Morgan Stanley has revised its forecasts for PB Fintech Ltd., operator of Policybazaar, owing to slower growth in core insurance premiums, led by weaker growth in retail protection and motor insurance segments.
“We have cut our headline revenue forecasts by 8–28% for fiscal 2023–2027,” said the brokerage in its investor note dated Oct. 11. “Our core revenue forecasts fall 4-27% for fiscals 2023-2027.”
The brokerage, while expecting cost-control measures by the insurance company, kept its headline adjusted Ebitda margin forecast for fiscal 2027 unchanged at about 26%. The absolute adjusted Ebitda forecast of Rs 1,510 crore is, however, down 25%, the note stated.
The brokerage also lowered valuation multiples to factor in weaker profitability and investor sentiment.
Morgan Stanley cut PB Fintech’s price target from 840 to Rs 620 apiece, implying a 29% upside from the current share price, but maintained “overweight” ratings on the stock, given its structural profit pool and franchise strength.

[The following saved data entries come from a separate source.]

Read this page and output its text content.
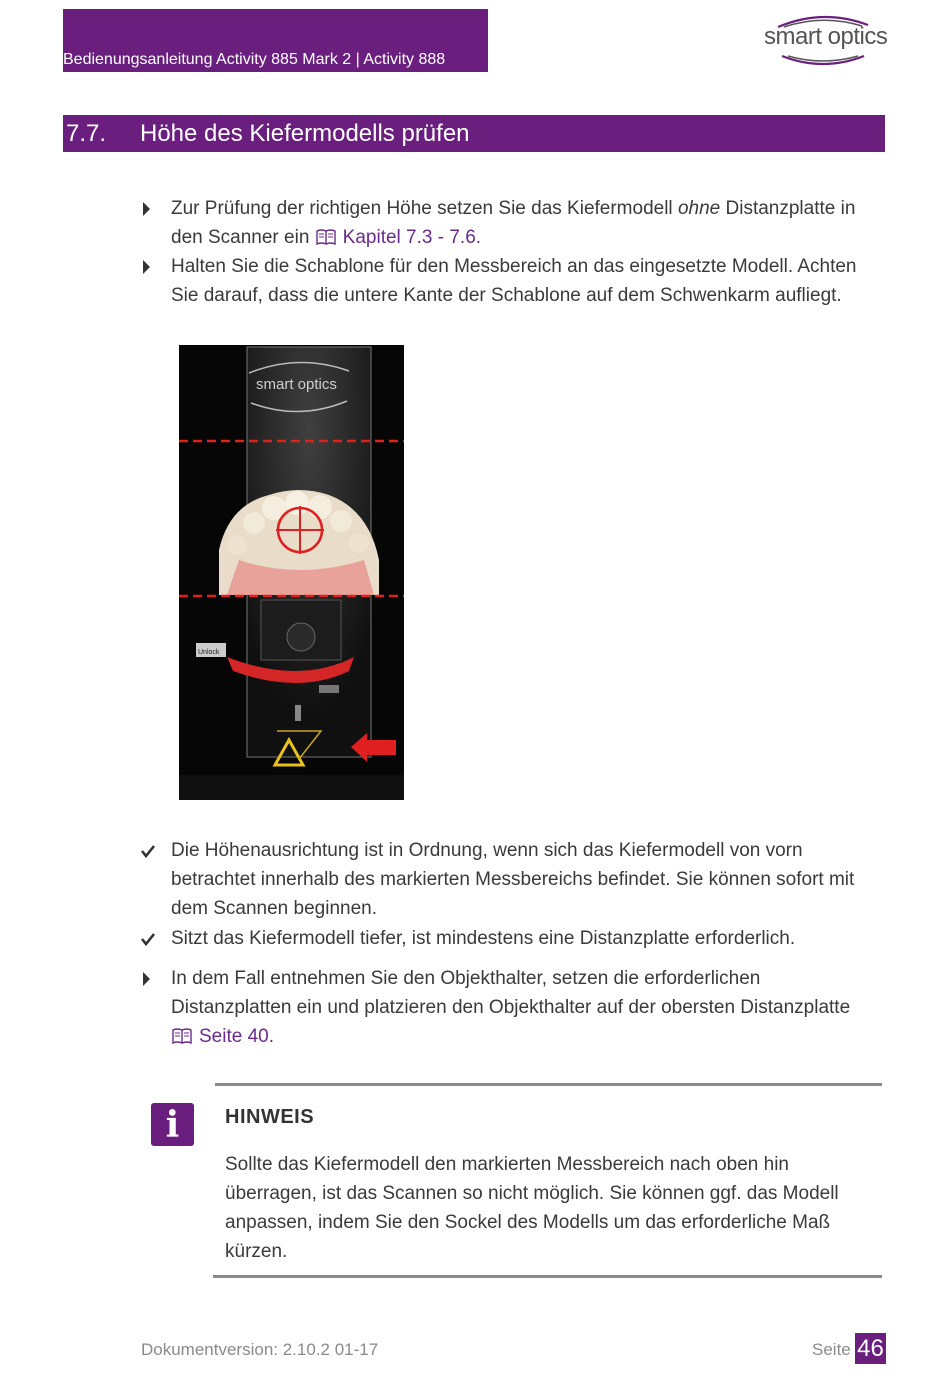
Bedienungsanleitung Activity 885 Mark 2 | Activity 888
smart optics
7.7. Höhe des Kiefermodells prüfen
Zur Prüfung der richtigen Höhe setzen Sie das Kiefermodell ohne Distanzplatte in den Scanner ein Kapitel 7.3 - 7.6.
Halten Sie die Schablone für den Messbereich an das eingesetzte Modell. Achten Sie darauf, dass die untere Kante der Schablone auf dem Schwenkarm aufliegt.
smart optics
Unlock
Die Höhenausrichtung ist in Ordnung, wenn sich das Kiefermodell von vorn betrachtet innerhalb des markierten Messbereichs befindet. Sie können sofort mit dem Scannen beginnen.
Sitzt das Kiefermodell tiefer, ist mindestens eine Distanzplatte erforderlich.
In dem Fall entnehmen Sie den Objekthalter, setzen die erforderlichen Distanzplatten ein und platzieren den Objekthalter auf der obersten Distanzplatte
Seite 40.
i	HINWEIS
Sollte das Kiefermodell den markierten Messbereich nach oben hin überragen, ist das Scannen so nicht möglich. Sie können ggf. das Modell anpassen, indem Sie den Sockel des Modells um das erforderliche Maß kürzen.
Dokumentversion: 2.10.2 01-17	Seite 46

“Although headline insurance premiums have been strong (boosted by new initiatives such as POSP), growth in core insurance premiums has been slowing,” the note stated.
The brokerage pointed out that industry premium growth in retail protection and the company’s growth in motor insurance segments have been under pressure.
whereas the savings business has been enjoying strong growth aided by the offline channel, said the brokerage.